Pour avoir, en 1980, raté un plat, faute d’avoir respecté la recette, Hervé This, étudiant en sciences exactes, s’engagea dans un domaine d’études particulier, les «précisions culinaires». Il s’agissait d’interpréter, en termes physico-chimiques, les sentences et aphorismes transmis, de façon empirique, de chef à apprenti (cf Bernard Loiseau « Trucs, astuces et tours de main Hachette » 1993) ou répétés de grand-mère à jeune fille au dessus des fourneaux. À partir du concept de «gastronomie moléculaire», développé dans sa thèse (1995), il poussera jusqu’à l’invention de préparations nouvelles, fondées sur la connaissance des propriétés des ingrédients et des instruments susceptibles d’intervenir dans leur transformation. En poussant le bouchon à l’extrême, il sera désormais possible de créer des aliments à partir de composés chimiquement purs. Exercice ou s’illustrera le célèbrissime Ferran Adria, « le Dali de la bouffitude», si l’on en croit Périco Legasse, dans son restaurant El Bulli, sur la Costa Brava.

Parallèlement, avec un sens aigu de la vulgarisation, Hervé This va s’employer à de- crypter, en termes compréhensibles par les amateurs, les «Secrets de la casserole» (Belin 1993).  Le lecteur saura pourquoi la viande cuite au micro-ondes se montre immanquablement brune.
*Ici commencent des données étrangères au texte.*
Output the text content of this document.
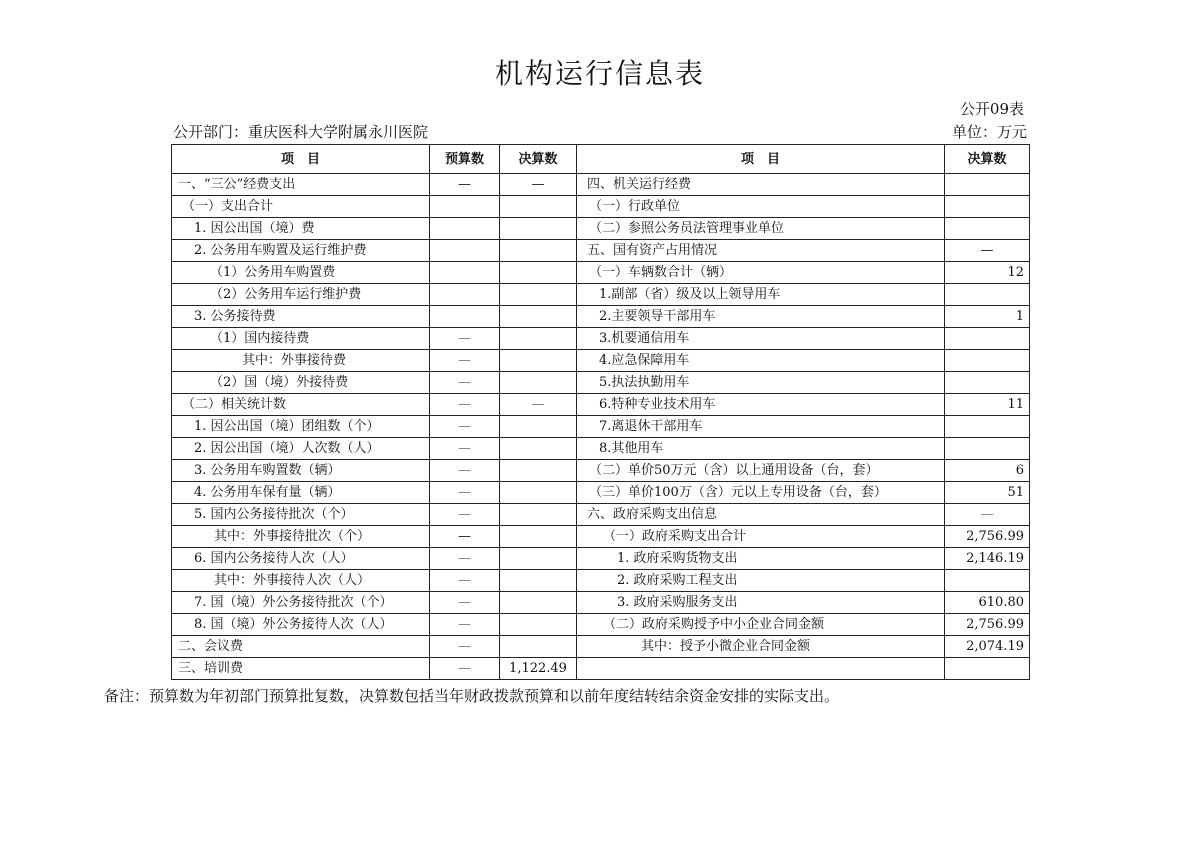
机构运行信息表
公开09表
公开部门：重庆医科大学附属永川医院	单位：万元
项　目	预算数	决算数	项　目	决算数
一、“三公”经费支出	—	—	四、机关运行经费	
（一）支出合计			（一）行政单位	
1. 因公出国（境）费			（二）参照公务员法管理事业单位	
2. 公务用车购置及运行维护费			五、国有资产占用情况	—
（1）公务用车购置费			（一）车辆数合计（辆）	12
（2）公务用车运行维护费			1.副部（省）级及以上领导用车	
3. 公务接待费			2.主要领导干部用车	1
（1）国内接待费	—		3.机要通信用车	
其中：外事接待费	—		4.应急保障用车	
（2）国（境）外接待费	—		5.执法执勤用车	
（二）相关统计数	—	—	6.特种专业技术用车	11
1. 因公出国（境）团组数（个）	—		7.离退休干部用车	
2. 因公出国（境）人次数（人）	—		8.其他用车	
3. 公务用车购置数（辆）	—		（二）单价50万元（含）以上通用设备（台，套）	6
4. 公务用车保有量（辆）	—		（三）单价100万（含）元以上专用设备（台，套）	51
5. 国内公务接待批次（个）	—		六、政府采购支出信息	—
其中：外事接待批次（个）	—		（一）政府采购支出合计	2,756.99
6. 国内公务接待人次（人）	—		1. 政府采购货物支出	2,146.19
其中：外事接待人次（人）	—		2. 政府采购工程支出	
7. 国（境）外公务接待批次（个）	—		3. 政府采购服务支出	610.80
8. 国（境）外公务接待人次（人）	—		（二）政府采购授予中小企业合同金额	2,756.99
二、会议费	—		其中：授予小微企业合同金额	2,074.19
三、培训费	—	1,122.49		
备注：预算数为年初部门预算批复数，决算数包括当年财政拨款预算和以前年度结转结余资金安排的实际支出。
La température de cuisson restant inférieure à 100°C, l’oxyhémoglobine dénaturée qu’elle contient conserve sa couleur peu appétissante.
Qui répand le thé sur la nappe en versant doit avoir conscience qu’il est victime de l’effet Bernouilli.

«On ne met jamais de jus de citron dans un roux» rappelle la cuisinière. Et pour cause, les acides chauffés en présence de chaînes d’amylose et d’amylopectine dissocient ces dernières en chaînes courtes liant moins l’eau. Conséquence, une sauce beaucoup moins onctueuse. «Vieille farine fait bon pain», tous les bons boulangers le savent. En ignorant que celle-ci contient des groupes thiols oxydés, favorisant la formation de ponts di-sulfure. Au cours du pétrissage, la pâte devient plus lisse et plus élastique.
«Combien de temps doit on cuire cette dinde ?», «ça dépend du poids !», répond le volailler. Le niaiseux ! Le temps de cuisson, proportionnel au carré du rayon du zozio, est déterminé par la formule t=(M/MO)2/3to-

Quel est le meilleur moyen de mêler l’huile et l’eau, liquides pourtant non miscibles ? La mayonnaise ! Un jaune d’œuf contient pour moitié de l’eau, le reste étant fait de lécithine, de cholestérol et de protéines. Grâce à leurs propriétés tensio actives, les molécules de lécithine attrapent l’huile par leur partie hydrophobe et l’eau par leur partie hydrophile. À condition de respecter la procédure, introduire l’huile en mince filet dans les composants aqueux et non l’inverse, en battant fortement le mélange.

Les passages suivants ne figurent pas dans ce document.